In Eggleston's picture, there's a scalloped shadow at the top, an embellished mailbox, layers of paint, color patterns and accent trim... In my own picture, the door is new, the mailbox brassy and thin. Like Eggleston's door before it, this door is a common style, ubiquitously available. The elements are evidence of aspirations and expedience, and I appreciate the way Eggleston draws us to them, encapsulating in his frame a host of elements of place and time.
Wm Eggleston's picture appeared on page 17 of his ground-breaking book William Eggleston's Guide published in 1979 by the Museum of Modern Art.
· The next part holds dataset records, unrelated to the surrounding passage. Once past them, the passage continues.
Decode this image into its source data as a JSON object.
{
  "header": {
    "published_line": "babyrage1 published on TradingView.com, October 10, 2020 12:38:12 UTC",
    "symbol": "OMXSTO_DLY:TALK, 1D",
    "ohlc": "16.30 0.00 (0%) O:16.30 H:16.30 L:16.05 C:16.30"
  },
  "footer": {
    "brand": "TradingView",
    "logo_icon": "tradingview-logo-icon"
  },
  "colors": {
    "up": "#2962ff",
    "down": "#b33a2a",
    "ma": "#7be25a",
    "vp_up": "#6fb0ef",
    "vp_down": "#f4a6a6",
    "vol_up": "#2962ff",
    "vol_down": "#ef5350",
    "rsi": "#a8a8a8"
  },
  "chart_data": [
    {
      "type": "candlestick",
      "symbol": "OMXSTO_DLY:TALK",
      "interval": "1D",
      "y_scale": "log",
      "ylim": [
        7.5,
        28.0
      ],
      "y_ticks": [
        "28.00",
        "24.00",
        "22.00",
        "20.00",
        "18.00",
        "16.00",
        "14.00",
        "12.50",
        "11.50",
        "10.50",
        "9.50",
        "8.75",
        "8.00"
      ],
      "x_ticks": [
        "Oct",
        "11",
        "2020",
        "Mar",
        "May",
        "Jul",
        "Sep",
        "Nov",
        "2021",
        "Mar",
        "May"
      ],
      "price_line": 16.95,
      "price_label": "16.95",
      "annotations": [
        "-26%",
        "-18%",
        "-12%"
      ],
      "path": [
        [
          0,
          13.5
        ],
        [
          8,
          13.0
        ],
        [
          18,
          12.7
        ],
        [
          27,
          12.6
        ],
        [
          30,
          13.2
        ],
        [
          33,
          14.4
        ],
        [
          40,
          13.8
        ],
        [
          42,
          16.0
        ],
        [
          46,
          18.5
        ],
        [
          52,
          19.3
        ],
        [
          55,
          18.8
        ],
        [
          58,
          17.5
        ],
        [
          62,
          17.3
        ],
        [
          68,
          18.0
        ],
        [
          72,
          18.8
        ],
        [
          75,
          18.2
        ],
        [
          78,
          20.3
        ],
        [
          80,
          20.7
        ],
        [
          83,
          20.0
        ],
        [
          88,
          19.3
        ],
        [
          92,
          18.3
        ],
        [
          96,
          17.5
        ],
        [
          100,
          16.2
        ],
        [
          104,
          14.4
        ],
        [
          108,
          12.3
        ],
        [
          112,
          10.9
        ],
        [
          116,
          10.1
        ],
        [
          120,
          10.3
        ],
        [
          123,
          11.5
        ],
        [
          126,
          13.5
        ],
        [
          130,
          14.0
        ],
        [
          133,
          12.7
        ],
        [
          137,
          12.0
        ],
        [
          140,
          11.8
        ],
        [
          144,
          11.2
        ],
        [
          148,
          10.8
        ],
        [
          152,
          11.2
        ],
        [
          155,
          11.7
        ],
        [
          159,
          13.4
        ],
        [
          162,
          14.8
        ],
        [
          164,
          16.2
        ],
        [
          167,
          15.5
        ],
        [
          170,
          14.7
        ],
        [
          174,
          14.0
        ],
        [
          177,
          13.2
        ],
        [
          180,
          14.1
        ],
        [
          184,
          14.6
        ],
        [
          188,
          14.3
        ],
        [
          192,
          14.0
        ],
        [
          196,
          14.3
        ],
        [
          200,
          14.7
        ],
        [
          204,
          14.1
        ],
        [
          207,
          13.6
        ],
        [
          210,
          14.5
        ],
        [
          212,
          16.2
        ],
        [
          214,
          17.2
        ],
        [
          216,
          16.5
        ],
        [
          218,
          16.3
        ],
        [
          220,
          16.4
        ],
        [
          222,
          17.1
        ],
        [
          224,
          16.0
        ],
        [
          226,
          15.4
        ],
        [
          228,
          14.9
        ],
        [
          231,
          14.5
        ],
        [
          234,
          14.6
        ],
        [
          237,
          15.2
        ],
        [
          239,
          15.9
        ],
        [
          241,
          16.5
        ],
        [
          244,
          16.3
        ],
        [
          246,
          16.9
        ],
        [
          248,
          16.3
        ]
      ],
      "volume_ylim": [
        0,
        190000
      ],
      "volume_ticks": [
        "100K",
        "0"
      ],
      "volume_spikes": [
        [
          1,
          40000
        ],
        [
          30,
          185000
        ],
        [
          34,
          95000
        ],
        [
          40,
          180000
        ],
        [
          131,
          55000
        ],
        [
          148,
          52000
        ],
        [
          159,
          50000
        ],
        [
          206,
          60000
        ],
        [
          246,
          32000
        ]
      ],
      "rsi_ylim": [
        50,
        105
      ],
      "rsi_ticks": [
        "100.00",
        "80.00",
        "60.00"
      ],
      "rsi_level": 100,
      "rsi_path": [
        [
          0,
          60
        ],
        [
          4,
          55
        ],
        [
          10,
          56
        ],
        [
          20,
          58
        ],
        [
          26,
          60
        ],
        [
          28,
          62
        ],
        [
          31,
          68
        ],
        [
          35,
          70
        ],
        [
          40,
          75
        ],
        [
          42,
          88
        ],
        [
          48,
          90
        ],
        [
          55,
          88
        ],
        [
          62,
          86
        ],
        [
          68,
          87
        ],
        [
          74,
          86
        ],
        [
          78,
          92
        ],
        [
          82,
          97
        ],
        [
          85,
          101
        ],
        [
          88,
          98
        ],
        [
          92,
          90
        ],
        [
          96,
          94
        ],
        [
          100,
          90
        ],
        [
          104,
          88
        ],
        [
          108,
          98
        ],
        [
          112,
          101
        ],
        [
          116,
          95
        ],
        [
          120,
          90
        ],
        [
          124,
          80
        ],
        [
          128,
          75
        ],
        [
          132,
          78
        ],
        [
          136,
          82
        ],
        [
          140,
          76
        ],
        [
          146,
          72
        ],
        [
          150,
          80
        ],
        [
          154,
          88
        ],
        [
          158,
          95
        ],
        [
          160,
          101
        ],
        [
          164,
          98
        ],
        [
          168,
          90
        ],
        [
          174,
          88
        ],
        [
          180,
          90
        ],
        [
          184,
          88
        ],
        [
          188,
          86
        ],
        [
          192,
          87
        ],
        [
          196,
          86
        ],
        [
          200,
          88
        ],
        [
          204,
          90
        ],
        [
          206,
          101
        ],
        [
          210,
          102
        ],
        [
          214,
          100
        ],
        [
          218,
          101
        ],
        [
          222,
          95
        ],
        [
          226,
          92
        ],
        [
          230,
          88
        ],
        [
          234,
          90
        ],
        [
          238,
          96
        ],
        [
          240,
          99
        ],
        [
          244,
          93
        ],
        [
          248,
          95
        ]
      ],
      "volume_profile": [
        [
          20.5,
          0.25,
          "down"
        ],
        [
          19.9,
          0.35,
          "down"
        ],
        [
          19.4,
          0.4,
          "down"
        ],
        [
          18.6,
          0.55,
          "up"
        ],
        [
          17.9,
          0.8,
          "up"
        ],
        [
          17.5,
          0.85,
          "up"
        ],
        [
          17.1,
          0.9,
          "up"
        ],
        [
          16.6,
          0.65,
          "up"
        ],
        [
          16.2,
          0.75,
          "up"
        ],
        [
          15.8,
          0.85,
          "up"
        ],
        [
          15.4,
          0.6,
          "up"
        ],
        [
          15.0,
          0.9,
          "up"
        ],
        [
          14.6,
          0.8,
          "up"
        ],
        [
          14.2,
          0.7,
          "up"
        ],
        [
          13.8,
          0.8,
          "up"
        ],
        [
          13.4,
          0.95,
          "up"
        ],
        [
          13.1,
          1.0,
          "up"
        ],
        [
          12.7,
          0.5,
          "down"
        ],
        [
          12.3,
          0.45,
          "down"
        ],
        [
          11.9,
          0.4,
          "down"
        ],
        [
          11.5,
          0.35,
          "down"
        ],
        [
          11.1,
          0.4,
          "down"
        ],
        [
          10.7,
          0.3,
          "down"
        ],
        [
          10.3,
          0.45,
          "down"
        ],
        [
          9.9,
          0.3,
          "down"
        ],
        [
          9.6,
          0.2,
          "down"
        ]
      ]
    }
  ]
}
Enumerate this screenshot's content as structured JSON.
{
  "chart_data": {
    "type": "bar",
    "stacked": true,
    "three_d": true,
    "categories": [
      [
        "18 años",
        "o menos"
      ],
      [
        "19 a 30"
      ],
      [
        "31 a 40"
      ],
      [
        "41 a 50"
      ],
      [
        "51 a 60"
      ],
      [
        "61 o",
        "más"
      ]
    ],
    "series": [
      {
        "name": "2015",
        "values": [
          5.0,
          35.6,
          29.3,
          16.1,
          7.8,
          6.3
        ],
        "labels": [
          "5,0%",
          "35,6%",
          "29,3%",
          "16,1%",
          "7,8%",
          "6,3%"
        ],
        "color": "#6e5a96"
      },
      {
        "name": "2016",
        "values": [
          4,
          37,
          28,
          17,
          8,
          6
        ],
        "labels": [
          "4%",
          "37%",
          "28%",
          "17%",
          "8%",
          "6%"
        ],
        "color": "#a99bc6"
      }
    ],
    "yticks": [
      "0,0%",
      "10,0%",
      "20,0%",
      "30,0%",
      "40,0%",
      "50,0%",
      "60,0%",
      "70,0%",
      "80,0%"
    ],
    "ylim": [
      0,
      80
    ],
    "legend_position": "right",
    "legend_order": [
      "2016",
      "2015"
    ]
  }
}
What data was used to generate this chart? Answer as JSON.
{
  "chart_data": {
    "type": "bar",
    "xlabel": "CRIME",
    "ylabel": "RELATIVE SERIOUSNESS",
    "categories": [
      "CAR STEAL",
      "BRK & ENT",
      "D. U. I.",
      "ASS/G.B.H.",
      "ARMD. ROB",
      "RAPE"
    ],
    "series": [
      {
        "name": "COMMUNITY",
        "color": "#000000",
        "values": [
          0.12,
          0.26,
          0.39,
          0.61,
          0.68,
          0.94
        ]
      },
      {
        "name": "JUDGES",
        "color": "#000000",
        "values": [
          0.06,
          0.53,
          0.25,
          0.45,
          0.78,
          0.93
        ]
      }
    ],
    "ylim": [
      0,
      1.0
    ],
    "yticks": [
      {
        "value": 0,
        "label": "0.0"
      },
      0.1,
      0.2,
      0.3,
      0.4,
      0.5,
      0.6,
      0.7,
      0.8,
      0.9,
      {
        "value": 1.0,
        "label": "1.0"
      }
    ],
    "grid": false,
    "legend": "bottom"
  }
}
The book cataloged MOMA's first one-person exhibition of color photography; Eggleston's photographs made around his southern 'neighborland' of Memphis.
It's nearly impossible to grasp what that exhibition meant; the deep suspicions trained upon color in photography at the time. Read a review on PhotoEye about the book. And this post on Slate by Jim Lewis. To the discussion I add a small experience of my own. Nearly a decade after The Guide, the Walker Art Center organized "On the Line: The New Color Photojournalism" an exhibition that wrestled with color in photography. I visited the show with my then two-year-old niece. The presence of her young eyes beside mine as I viewed the images contextualized their questions -- questions with which we still wrestle -- about war and violence and poverty. The issue of whether these questions can be contended with in color just never came up.